Journal of Neuroscience, Vol 8, 1194-1205, Copyright © 1988 by Society for Neuroscience
Development of ganglion cell topography in ferret retina
Z Henderson, BL Finlay and KC Wikler
University Laboratory of Physiology, Oxford University, UK.
The adult ferret has approximately 90,000 retinal ganglion cells, arranged
in a prominent area centralis and visual streak. The role of differential
cell generation, cell death, and retinal growth in the control of adult
retinal ganglion cell number and distribution was evaluated by examining
basic aspects of retinogenesis, including growth in retinal area,
developmental changes in the number, size, and distribution of retinal
ganglion cells (identification aided by retrograde transport of HRP), and
the incidence of degenerating cells in the ganglion cell layer. Retinal
development in the ferret was also compared to retinal development in the
cat (which has an even more differentiated area centralis) to determine
what alterations of developmental parameters are most closely associated
with this species difference in adult morphology. The area of the retina
increases linearly from birth (12 mm2) to postnatal day 24 (54 mm2),
reaching an eventual adult value of 64 mm2. Ganglion cell numbers peak at
155,000 (approximately twice the adult number) on postnatal day 3, and fall
to adult numbers by postnatal day 6. The remaining cells of the ganglion
cell layer, principally displaced amacrine cells, reach their peak number
on postnatal day 10 (approximately 280,000), falling to 200,000 by
adulthood. Degenerating cells are abundant in the ganglion cell layer in
the immediate postnatal period. A difference in the incidence of
degenerating cells in the presumptive area centralis versus that in the
retinal periphery was not observed postnatally, though there were other
striking spatial nonuniformities, suggesting that differential cell loss
might contribute to other features of retinal topographic organization.

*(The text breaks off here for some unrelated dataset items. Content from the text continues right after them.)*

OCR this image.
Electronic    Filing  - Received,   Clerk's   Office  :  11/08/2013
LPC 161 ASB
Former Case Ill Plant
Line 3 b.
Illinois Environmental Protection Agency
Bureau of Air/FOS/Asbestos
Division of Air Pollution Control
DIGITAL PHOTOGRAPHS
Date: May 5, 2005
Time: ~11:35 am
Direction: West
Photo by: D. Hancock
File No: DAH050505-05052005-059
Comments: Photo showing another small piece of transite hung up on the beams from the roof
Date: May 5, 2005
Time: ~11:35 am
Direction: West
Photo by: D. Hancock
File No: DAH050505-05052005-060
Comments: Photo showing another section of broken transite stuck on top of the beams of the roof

Ganglion cell density is virtually uniform across the retina at birth. Cell
density is first reduced in the dorsal retina, resulting in a
dorsal-to-ventral gradient in cell density that persists until day 10, when
ganglion cell number has stabilized. By postnatal day 24, an area centralis
and visual streak has emerged, but not of adult magnitude. Because ganglion
cell number has stabilized long before the area centralis and visual streak
emerge, we conclude that differential retinal growth is the principal
mechanism producing this feature of retinal topography. Comparison with the
cat suggests that the proportionately greater nonuniform growth of the
cat's eye accounts for the greater differentiation of its area centralis.